Context-dependent placebo hypoalgesia through observational learning: the role of empathy in immersive and non-immersive environments

NPJ Digit Med. 2026 Jan 27;9(1):192. doi: 10.1038/s41746-026-02373-3.

Abstract

Digital environments are increasingly used to study social and pain-related behaviors. Empathy and contextual factors influence observationally induced placebo analgesia. We tested whether state empathy (i.e., immediate affective and cognitive responses to another's experience) differs when observing a demonstrator in immersive VR versus 2D video, and whether this modulation affects placebo hypoalgesia. Forty-seven participants observed a human or avatar demonstrator receiving painful stimulation with or without placebo, then experienced the same stimulations.
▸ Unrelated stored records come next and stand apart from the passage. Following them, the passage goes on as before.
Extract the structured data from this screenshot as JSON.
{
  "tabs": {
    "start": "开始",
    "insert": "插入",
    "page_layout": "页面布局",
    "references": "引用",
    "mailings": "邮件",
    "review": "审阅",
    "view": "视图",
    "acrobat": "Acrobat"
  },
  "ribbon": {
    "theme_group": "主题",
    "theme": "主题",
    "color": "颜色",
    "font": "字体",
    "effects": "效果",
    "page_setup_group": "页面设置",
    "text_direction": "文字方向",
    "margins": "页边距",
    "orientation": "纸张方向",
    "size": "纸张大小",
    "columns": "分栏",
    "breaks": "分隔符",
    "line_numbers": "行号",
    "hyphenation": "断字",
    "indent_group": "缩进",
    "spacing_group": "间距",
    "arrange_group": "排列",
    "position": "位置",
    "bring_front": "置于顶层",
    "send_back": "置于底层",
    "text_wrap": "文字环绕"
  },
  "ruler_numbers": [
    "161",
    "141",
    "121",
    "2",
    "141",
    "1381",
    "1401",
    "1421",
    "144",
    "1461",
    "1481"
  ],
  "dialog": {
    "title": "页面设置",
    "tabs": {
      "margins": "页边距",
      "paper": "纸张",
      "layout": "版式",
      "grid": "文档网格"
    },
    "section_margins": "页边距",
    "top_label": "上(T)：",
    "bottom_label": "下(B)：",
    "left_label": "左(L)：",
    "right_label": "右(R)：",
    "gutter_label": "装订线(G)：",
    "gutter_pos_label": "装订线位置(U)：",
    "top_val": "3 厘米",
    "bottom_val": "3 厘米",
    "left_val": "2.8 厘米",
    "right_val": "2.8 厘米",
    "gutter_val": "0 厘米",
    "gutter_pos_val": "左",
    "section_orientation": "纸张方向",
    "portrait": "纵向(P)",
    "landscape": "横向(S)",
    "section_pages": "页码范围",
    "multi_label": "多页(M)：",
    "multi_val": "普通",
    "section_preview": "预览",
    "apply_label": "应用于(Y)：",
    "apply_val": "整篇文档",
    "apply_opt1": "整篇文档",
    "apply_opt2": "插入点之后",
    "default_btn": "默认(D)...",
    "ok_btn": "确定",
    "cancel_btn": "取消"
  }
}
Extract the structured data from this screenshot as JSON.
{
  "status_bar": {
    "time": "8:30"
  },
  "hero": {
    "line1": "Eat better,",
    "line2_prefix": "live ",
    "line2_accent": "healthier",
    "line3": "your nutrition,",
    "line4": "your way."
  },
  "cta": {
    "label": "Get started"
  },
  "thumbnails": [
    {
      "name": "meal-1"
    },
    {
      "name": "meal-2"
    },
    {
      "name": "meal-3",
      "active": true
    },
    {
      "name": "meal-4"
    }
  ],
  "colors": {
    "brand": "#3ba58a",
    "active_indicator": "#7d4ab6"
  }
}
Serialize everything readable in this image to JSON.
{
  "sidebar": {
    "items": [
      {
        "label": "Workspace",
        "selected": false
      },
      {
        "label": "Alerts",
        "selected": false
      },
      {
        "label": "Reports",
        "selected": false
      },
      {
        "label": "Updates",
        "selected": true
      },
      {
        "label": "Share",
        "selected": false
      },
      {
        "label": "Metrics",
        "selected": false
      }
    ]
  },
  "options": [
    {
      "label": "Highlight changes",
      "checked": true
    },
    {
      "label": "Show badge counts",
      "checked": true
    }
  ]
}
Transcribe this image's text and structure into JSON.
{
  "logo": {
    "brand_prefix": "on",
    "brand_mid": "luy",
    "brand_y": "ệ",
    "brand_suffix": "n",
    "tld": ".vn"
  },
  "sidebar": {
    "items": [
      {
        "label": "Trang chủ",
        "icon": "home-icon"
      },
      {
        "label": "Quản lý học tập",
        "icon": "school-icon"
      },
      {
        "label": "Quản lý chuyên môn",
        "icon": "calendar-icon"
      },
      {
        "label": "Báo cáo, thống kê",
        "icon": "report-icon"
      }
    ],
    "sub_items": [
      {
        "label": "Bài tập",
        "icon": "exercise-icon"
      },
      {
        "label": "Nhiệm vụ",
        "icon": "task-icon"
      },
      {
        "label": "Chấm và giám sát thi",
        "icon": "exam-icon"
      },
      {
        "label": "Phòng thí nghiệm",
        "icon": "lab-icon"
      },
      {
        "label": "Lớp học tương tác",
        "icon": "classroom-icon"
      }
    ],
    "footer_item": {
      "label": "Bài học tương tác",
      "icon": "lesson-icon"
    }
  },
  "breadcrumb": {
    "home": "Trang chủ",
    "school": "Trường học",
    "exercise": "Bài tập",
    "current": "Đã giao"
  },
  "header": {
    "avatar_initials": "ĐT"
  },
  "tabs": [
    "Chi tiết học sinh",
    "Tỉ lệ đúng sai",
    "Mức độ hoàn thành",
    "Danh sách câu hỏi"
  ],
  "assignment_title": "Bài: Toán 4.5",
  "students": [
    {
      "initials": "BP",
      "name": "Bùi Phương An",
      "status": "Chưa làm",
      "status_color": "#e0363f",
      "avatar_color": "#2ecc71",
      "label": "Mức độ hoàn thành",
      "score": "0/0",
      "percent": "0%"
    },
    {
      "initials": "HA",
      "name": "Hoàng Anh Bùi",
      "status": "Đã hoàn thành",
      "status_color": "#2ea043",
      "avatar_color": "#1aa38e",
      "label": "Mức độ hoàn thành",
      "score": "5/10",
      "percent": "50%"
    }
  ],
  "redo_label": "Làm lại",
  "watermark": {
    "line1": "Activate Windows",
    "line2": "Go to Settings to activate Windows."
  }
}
Observation induced significant placebo hypoalgesia for pain intensity and unpleasantness. Human demonstrators evoked greater cognitive empathy, while placebo treatments reduced empathy across contexts. Analgesic effects were stronger in 2D after observing humans, but in VR, avatars induced greater placebo effects. Placebo responsiveness was related to trait empathy in the VR-Human condition; however, state empathy did not mediate the effect. Our findings highlight that demonstrator characteristics and immersion critically shape the social transfer of placebo effects.